Almost sure convergence of eigenvectors under nice assumptions

Question

I have that a sequence of symmetric, real, positive semi-definite random matrices, $M_n$, converges almost surely to a real-valued positive semi-definite diagonal matrix, $D$, with at least one diagonal entry equal to zero. How can I go about showing that the smallest eigenvector of $M_n$ converges almost surely to the smallest eigenvector of $D$, or that $v_i$ converges almost surely to $0$ if $D_{i,i}\neq 0$, where $v$ is the smallest eigenvector? Note that each $M_n$ is not necessarily diagonal.

Answer 1

By smallest eigenvector of $M_n$, I assume that you consider an eigenvector associated to a smallest eigenvalue of $M_n$. Anyway, we consider only eigenvectors with norm $1$. Let $S_p$ be the set of symmetric real matrices of dimension $p$.
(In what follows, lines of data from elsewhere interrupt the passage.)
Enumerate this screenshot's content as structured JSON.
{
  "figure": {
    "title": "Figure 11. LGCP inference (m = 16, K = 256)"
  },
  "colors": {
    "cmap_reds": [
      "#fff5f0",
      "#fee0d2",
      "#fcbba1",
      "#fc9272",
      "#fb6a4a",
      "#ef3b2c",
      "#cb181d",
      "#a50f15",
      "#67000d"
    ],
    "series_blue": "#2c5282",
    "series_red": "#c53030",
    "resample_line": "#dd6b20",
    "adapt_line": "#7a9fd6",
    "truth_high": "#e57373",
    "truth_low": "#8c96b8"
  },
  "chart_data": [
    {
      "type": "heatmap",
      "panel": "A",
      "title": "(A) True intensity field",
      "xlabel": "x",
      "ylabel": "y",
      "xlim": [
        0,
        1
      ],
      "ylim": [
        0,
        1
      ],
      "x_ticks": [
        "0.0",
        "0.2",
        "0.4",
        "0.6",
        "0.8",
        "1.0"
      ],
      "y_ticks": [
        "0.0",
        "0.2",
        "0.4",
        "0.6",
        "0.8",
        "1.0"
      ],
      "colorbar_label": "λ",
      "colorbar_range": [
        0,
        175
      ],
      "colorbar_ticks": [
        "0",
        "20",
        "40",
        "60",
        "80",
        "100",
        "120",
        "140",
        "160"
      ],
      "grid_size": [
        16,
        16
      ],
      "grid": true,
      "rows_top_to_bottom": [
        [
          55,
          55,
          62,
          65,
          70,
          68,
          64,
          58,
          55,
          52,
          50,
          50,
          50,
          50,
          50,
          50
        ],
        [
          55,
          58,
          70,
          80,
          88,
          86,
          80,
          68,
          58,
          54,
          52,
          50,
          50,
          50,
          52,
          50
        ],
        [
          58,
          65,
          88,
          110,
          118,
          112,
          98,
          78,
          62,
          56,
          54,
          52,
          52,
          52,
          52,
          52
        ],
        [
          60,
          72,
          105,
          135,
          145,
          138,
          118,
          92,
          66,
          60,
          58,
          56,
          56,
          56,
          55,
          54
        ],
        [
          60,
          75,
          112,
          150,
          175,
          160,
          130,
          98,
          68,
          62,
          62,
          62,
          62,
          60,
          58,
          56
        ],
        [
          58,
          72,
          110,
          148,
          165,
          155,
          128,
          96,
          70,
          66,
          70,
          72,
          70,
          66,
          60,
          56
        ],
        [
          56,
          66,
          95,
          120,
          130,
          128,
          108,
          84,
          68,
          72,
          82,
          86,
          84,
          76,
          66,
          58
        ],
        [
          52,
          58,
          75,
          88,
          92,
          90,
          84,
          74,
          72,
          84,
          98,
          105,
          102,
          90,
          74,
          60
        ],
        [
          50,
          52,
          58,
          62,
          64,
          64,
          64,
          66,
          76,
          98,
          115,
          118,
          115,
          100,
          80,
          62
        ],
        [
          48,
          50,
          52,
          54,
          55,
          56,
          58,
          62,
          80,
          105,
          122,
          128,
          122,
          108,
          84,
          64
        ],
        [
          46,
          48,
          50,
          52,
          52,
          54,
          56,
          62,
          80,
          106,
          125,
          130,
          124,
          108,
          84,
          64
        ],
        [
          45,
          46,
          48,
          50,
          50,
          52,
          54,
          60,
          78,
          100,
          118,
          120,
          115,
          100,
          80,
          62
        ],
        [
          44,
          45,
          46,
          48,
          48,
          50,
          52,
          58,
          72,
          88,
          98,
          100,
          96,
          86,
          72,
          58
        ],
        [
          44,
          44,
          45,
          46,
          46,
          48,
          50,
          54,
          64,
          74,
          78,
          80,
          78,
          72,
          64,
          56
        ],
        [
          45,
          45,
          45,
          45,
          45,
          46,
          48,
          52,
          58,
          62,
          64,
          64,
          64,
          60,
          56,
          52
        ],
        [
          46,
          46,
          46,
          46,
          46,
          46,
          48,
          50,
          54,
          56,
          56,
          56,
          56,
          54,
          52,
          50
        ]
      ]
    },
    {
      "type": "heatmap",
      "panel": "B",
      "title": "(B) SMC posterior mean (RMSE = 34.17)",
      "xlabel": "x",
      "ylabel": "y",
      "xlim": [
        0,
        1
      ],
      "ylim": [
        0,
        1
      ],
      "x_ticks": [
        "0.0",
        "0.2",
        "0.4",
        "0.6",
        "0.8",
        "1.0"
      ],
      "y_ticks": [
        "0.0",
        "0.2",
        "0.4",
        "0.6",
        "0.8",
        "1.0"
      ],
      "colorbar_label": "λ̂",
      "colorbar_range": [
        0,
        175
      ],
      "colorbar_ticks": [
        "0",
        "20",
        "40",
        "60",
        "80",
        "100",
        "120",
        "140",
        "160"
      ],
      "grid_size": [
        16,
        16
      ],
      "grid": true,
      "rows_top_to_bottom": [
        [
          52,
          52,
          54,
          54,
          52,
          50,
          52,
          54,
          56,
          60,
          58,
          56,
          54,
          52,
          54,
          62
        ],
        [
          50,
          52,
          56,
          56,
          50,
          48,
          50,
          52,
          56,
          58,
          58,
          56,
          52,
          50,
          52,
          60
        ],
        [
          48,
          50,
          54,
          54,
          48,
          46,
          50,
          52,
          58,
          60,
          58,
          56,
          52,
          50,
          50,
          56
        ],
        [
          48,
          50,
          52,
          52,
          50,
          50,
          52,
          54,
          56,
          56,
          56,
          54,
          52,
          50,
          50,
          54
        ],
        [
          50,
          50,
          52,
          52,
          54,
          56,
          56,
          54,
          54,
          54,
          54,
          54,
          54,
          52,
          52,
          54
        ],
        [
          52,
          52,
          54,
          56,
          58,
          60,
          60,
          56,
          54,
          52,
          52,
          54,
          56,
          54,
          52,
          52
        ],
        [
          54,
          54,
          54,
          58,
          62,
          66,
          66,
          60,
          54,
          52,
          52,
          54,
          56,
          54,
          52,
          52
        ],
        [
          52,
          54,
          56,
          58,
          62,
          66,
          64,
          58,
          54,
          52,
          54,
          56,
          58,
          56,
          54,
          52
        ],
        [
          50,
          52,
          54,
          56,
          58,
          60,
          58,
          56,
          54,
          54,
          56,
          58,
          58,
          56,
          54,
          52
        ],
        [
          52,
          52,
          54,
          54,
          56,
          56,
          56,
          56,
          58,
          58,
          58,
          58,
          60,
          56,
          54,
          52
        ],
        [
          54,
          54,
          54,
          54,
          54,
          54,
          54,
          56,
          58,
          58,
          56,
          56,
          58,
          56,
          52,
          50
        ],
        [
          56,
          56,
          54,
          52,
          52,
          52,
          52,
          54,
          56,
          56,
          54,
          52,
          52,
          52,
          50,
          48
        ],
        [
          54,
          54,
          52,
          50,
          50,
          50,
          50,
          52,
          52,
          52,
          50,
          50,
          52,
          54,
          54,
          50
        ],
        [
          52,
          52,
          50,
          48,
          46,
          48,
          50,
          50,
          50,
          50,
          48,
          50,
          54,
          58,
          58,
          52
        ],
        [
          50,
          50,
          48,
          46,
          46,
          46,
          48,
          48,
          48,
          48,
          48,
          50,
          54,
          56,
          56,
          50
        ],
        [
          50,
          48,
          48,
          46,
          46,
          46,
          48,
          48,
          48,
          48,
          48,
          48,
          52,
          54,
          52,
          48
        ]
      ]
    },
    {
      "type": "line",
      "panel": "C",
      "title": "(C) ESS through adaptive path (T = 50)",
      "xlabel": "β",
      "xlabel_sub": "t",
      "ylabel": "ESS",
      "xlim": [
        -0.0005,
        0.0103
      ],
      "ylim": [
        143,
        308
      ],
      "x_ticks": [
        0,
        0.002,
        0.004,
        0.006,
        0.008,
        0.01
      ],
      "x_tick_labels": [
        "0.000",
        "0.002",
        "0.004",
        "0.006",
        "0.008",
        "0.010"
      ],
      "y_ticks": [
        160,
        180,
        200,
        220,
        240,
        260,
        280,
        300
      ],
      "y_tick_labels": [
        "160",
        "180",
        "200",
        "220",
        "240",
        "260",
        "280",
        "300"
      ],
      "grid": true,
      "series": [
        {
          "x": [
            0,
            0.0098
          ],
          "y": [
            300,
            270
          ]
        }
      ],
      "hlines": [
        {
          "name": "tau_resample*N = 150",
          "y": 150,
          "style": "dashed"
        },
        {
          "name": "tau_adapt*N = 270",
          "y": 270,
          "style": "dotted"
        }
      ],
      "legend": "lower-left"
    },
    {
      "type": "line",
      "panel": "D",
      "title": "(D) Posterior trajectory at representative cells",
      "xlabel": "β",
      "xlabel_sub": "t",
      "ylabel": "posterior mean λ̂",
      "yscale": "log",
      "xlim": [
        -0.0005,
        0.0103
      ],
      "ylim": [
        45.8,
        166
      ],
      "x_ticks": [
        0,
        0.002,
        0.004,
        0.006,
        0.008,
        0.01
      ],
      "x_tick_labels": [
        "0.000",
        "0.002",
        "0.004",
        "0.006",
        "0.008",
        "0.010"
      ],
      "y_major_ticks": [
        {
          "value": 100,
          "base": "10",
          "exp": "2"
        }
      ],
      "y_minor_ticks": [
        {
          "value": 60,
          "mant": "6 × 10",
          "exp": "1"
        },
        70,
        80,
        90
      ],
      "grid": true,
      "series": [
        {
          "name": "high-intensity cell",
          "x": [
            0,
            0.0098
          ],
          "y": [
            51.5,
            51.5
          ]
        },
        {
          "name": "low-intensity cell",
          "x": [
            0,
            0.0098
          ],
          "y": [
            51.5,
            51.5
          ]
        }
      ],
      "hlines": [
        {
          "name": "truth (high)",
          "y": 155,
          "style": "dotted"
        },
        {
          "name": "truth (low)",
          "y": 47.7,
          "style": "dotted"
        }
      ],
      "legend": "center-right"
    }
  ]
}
EDIT. Clearly you are not interested in my first answer; I rewrite my post and then, I leave the party. More I read your question, less it seems to me clear. If I correctly understand:

One has for a.e. $t\in \Omega$, $M_n(t)$ converges to $D(t)$. Let $\lambda_n(t)$ be the smallest eigenvalue of $M_n(t)$; we assume that the $M_n[i,j]$ follow a probability law with a $C^{\infty}$ density function.

It is known that if $(n,t)\rightarrow M_n(t)$ is continuous in $(+\infty,0)$, then $(t,n)\rightarrow \lambda_n(t)$ too; thus $\lambda_n$ converges a.s. to $0$. Unfortunately a unit eigenvector associated to $\lambda_n(t)$ is not necessarily continuous and you have no results about its convergence.

Yet, if $D$ has a sole zero on the diagonal and if the $M_n[i,j]$ are $C^{\infty}$, then the convergence of the previous eigenvector works.